Agroforest Jatimulyo: Hidup dan Menghidupi
Kalurahan Jatimulyo, berada di perbukitan Menoreh dan masuk wilayah administratif Kapanewon Girimulyo, Kabupaten Kulon Progo. Dengan luas sekitar 1.600 ha, wilayahnya didominasi oleh hutan rakyat atau wanatani atau bisa disebut agroforest. Tentunya bisa ditebak bahwa mata pencaharian utama masyarakat adalah petani kebun. Rata-rata kepemilikan lahan masyarakat kurang dari 1 ha.
Agroforest tidak terbentuk begitu saja. Faktanya, Jatimulyo dahulu didominasi areal pertanian, berupa sawah dan ladang sebagai lahan produksi pangan. Proses konversinya lebih dari 50 tahun. Jika ditinjau dari proses pembentukannya, agroforest di Jatimulyo terbentuk secara tradisional.
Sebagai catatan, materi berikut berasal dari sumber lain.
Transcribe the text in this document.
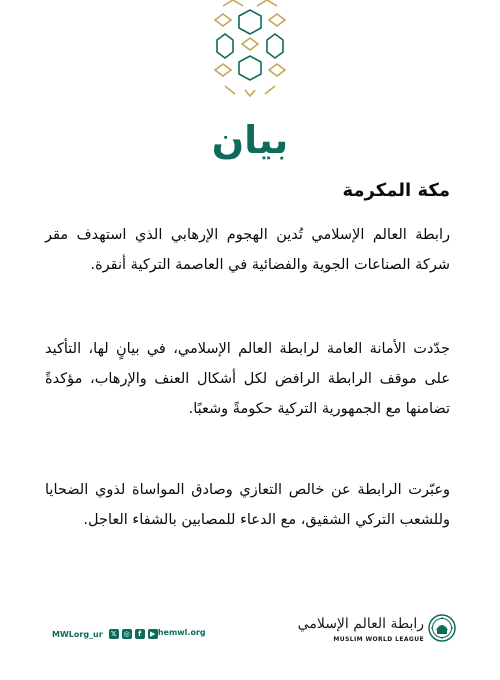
بيان
مكة المكرمة
رابطة العالم الإسلامي تُدين الهجوم الإرهابي الذي استهدف مقر شركة الصناعات الجوية والفضائية في العاصمة التركية أنقرة.
جدّدت الأمانة العامة لرابطة العالم الإسلامي، في بيانٍ لها، التأكيد على موقف الرابطة الرافض لكل أشكال العنف والإرهاب، مؤكدةً تضامنها مع الجمهورية التركية حكومةً وشعبًا.
وعبّرت الرابطة عن خالص التعازي وصادق المواساة لذوي الضحايا وللشعب التركي الشقيق، مع الدعاء للمصابين بالشفاء العاجل.
MWLorg_ur	𝕏	◎	f	▶
themwl.org
رابطة العالم الإسلامي
MUSLIM WORLD LEAGUE
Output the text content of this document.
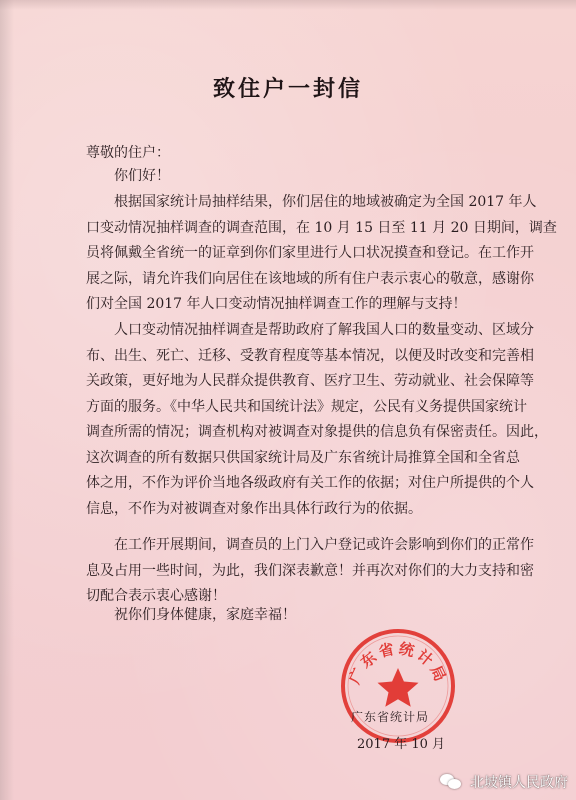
致住户一封信
尊敬的住户：
你们好！
根据国家统计局抽样结果，你们居住的地域被确定为全国 2017 年人
口变动情况抽样调查的调查范围，在 10 月 15 日至 11 月 20 日期间，调查
员将佩戴全省统一的证章到你们家里进行人口状况摸查和登记。在工作开
展之际，请允许我们向居住在该地域的所有住户表示衷心的敬意，感谢你
们对全国 2017 年人口变动情况抽样调查工作的理解与支持！
人口变动情况抽样调查是帮助政府了解我国人口的数量变动、区域分
布、出生、死亡、迁移、受教育程度等基本情况，以便及时改变和完善相
关政策，更好地为人民群众提供教育、医疗卫生、劳动就业、社会保障等
方面的服务。《中华人民共和国统计法》规定，公民有义务提供国家统计
调查所需的情况；调查机构对被调查对象提供的信息负有保密责任。因此，
这次调查的所有数据只供国家统计局及广东省统计局推算全国和全省总
体之用，不作为评价当地各级政府有关工作的依据；对住户所提供的个人
信息，不作为对被调查对象作出具体行政行为的依据。
在工作开展期间，调查员的上门入户登记或许会影响到你们的正常作
息及占用一些时间，为此，我们深表歉意！并再次对你们的大力支持和密
切配合表示衷心感谢！
祝你们身体健康，家庭幸福！
广东省统计局
广东省统计局
2017 年 10 月
北坡镇人民政府
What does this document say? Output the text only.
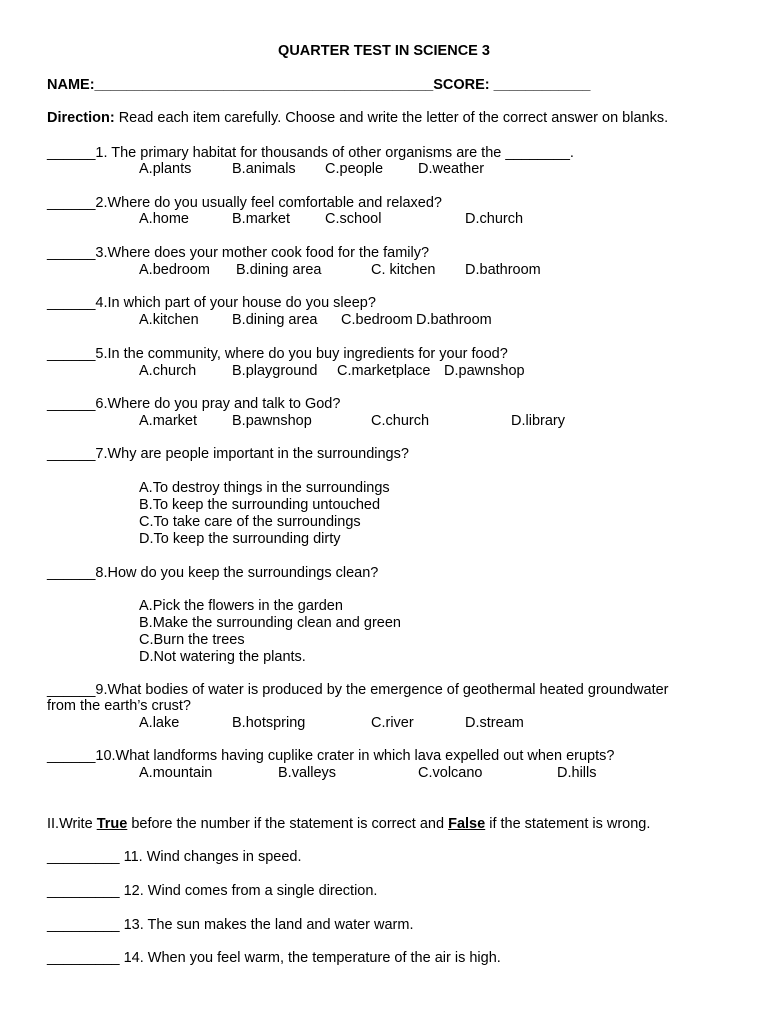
QUARTER TEST IN SCIENCE 3
NAME:__________________________________________SCORE: ____________
Direction: Read each item carefully. Choose and write the letter of the correct answer on blanks.
______1. The primary habitat for thousands of other organisms are the ________.
A.plants	B.animals C.people D.weather
______2.Where do you usually feel comfortable and relaxed?
A.home	B.market C.school	D.church
______3.Where does your mother cook food for the family?
A.bedroom B.dining area	C. kitchen D.bathroom
______4.In which part of your house do you sleep?
A.kitchen B.dining area C.bedroom D.bathroom
______5.In the community, where do you buy ingredients for your food?
A.church B.playground C.marketplace D.pawnshop
______6.Where do you pray and talk to God?
A.market B.pawnshop	C.church	D.library
______7.Why are people important in the surroundings?
A.To destroy things in the surroundings
B.To keep the surrounding untouched
C.To take care of the surroundings
D.To keep the surrounding dirty
______8.How do you keep the surroundings clean?
A.Pick the flowers in the garden
B.Make the surrounding clean and green
C.Burn the trees
D.Not watering the plants.
______9.What bodies of water is produced by the emergence of geothermal heated groundwater
from the earth’s crust?
A.lake	B.hotspring	C.river	D.stream
______10.What landforms having cuplike crater in which lava expelled out when erupts?
A.mountain	B.valleys	C.volcano	D.hills
II.Write True before the number if the statement is correct and False if the statement is wrong.
_________ 11. Wind changes in speed.
_________ 12. Wind comes from a single direction.
_________ 13. The sun makes the land and water warm.
_________ 14. When you feel warm, the temperature of the air is high.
Merupakan hasil dari pengalaman panjang trial and error yang dilakukan oleh para masyarakat tani.
Proses konversi berjalan secara bertahap, seiring masuknya komoditas-komoditas bernilai ekonomi tinggi mulai dari vanili, cengkeh, dan komoditas-komoditas penting lainnya. Keberanian masyarakat untuk tidak lagi swasembada pangan menarik untuk dikaji. Karena nyatanya mereka tetap bertahan, berdaulat pangan, dan bahkan tidak sedikit yang kondisi perekonomian keluarganya di atas rata-rata.
Agroforest Jatimulyo tergolong tipe agroforest kompleks, dengan lebih dari 150 jenis tanaman penyusun yang merupakan campuran tanaman budidaya maupun tetumbuhan hutan. Agroforest kompleks juga ditandai dengan kondisi lingkungan yang hampir menyerupai hutan. Ada strata-strata vegetasi yang menyusunnya.
Tiga kelompok produk hutan rakyat di Jatimulyo meliputi hasil kayu, hasil hutan bukan kayu, dan jasa lingkungan. Jenis-jenis kayu yang dapat dijumpai antara lain sengon, mahoni, jabon, jati, dan sonokeling. Nyaris tiap hari selalu ada truk pengangkut kayu hasil panen keluar dari desa ini. Kelompok hasil hutan bukan kayu (HHBK) antara lain diwakili rempah-rempah, kopi, dan madu klanceng. Sedangkan contoh jasa lingkungan antara lain air yang berlimpah dan berbagai jenis satwa liar yang tinggal di dalamnya.
Di mata masyarakat - terutama kaum petani, agroforest bisa dipandang sebagai modal produksi, tabungan masa depan, maupun warung hidup. Lahan yang ditanami berbagai jenis tanaman memberi peluang sebuah keluarga mendapat penghasilan harian, mingguan, bulanan, tahunan, hingga jangka panjang.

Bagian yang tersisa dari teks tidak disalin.